Dass das i-Tüpfelchen gesetzt wird, bestätigte einen Tag vor dem Spiel Bundestrainer Joachim Löw ganz offiziell: „Roman spielt gegen England im Tor. Er hat sich diesen Einsatz verdient. Er hat im Training und auch außerhalb des Platzes einen fantastischen Eindruck hinterlassen und ist eine gereifte Persönlichkeit. Roman hat mich und Andreas Köpke überzeugt.“

Zuvor hatte sich der 53-Jährige ausführlich mit seinem Torwarttrainer Köpke unterhalten und auch dann auch die bisherige Nummer zwei René Adler von der Entscheidung unterrichtet. „René hat uns schon einige Spiele gewonnen. Wir wissen, was wir an ihm haben. Deshalb ist jetzt mal Roman dran“, berichtete Löw.

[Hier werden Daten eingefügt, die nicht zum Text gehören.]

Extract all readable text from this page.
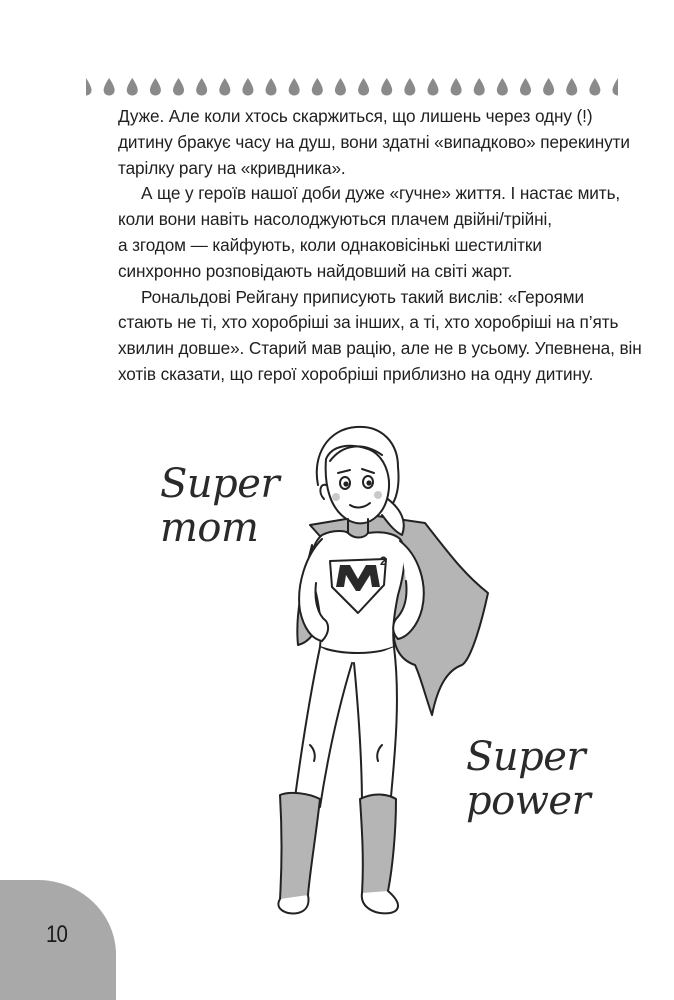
Дуже. Але коли хтось скаржиться, що лишень через одну (!)
дитину бракує часу на душ, вони здатні «випадково» перекинути
тарілку рагу на «кривдника».
А ще у героїв нашої доби дуже «гучне» життя. І настає мить,
коли вони навіть насолоджуються плачем двійні/трійні,
а згодом — кайфують, коли однаковісінькі шестилітки
синхронно розповідають найдовший на світі жарт.
Рональдові Рейгану приписують такий вислів: «Героями
стають не ті, хто хоробріші за інших, а ті, хто хоробріші на п’ять
хвилин довше». Старий мав рацію, але не в усьому. Упевнена, він
хотів сказати, що герої хоробріші приблизно на одну дитину.
Super
mom
Super
power
2
10
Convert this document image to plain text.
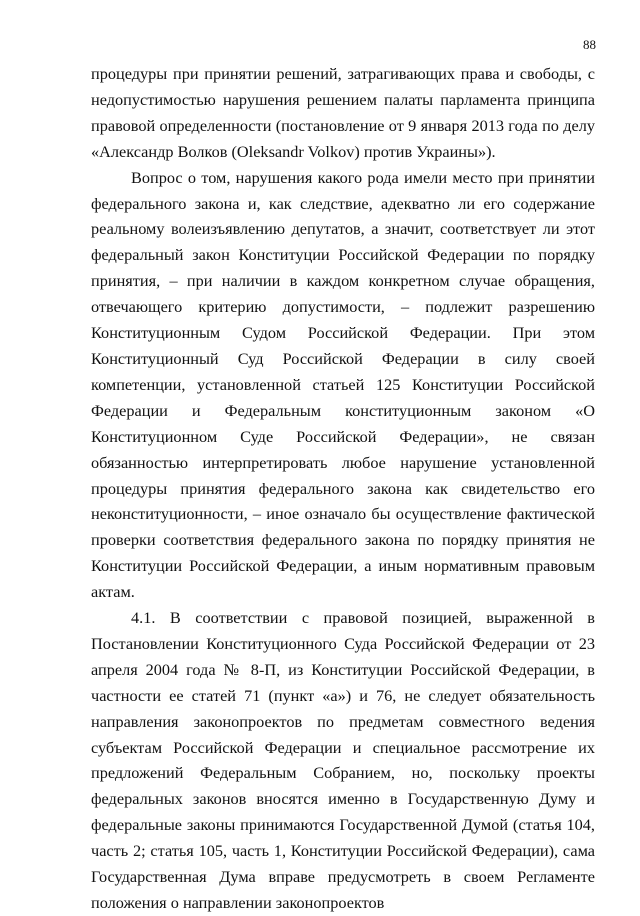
88

процедуры при принятии решений, затрагивающих права и свободы, с недопустимостью нарушения решением палаты парламента принципа правовой определенности (постановление от 9 января 2013 года по делу «Александр Волков (Oleksandr Volkov) против Украины»).

Вопрос о том, нарушения какого рода имели место при принятии федерального закона и, как следствие, адекватно ли его содержание реальному волеизъявлению депутатов, а значит, соответствует ли этот федеральный закон Конституции Российской Федерации по порядку принятия, – при наличии в каждом конкретном случае обращения, отвечающего критерию допустимости, – подлежит разрешению Конституционным Судом Российской Федерации. При этом Конституционный Суд Российской Федерации в силу своей компетенции, установленной статьей 125 Конституции Российской Федерации и Федеральным конституционным законом «О Конституционном Суде Российской Федерации», не связан обязанностью интерпретировать любое нарушение установленной процедуры принятия федерального закона как свидетельство его неконституционности, – иное означало бы осуществление фактической проверки соответствия федерального закона по порядку принятия не Конституции Российской Федерации, а иным нормативным правовым актам.

4.1. В соответствии с правовой позицией, выраженной в Постановлении Конституционного Суда Российской Федерации от 23 апреля 2004 года № 8-П, из Конституции Российской Федерации, в частности ее статей 71 (пункт «а») и 76, не следует обязательность направления законопроектов по предметам совместного ведения субъектам Российской Федерации и специальное рассмотрение их предложений Федеральным Собранием, но, поскольку проекты федеральных законов вносятся именно в Государственную Думу и федеральные законы принимаются Государственной Думой (статья 104, часть 2; статья 105, часть 1, Конституции Российской Федерации), сама Государственная Дума вправе предусмотреть в своем Регламенте положения о направлении законопроектов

Die unumstrittene Nummer eins, der Münchner Manuel Neuer, reiste auf Geheiß von Löw bereits nach dem 1:1 in Italien nach Hause. Dort kann er vier Tage vor dem Bundesligagipfel zwischen Borussia Dortmund und Bayern München seinen neuen Konkurrenten für die WM 2014 in Brasilien auf der Coach genauestens beobachten. „Natürlich träume ich von Brasilien, das ist doch ganz normal. Aber ich lasse alles auf mich zukommen. Vor ein paar Monaten hätte ich es doch gar nicht für möglich gehalten, dass ich überhaupt noch mal zur Nationalmannschaft eingeladen werde“, sagt der BVB-Keeper, der im Wembley-Stadion Geschichte schreibt

„Das ist Schnee von gestern“

Denn Weidenfeller wird an dieser Kultstätte mit genau 33 Jahren und 106 Tagen ältester Torwart-Debütant der deutschen Nationalmannschaft. Bisher hält Toni Turek, der Weltmeister von 1954, diese Bestmarke mit 31 Jahren und 308 Tagen. Insgesamt waren sogar nur fünf Nationalspieler bei ihrer Premiere älter als der BVB-Star.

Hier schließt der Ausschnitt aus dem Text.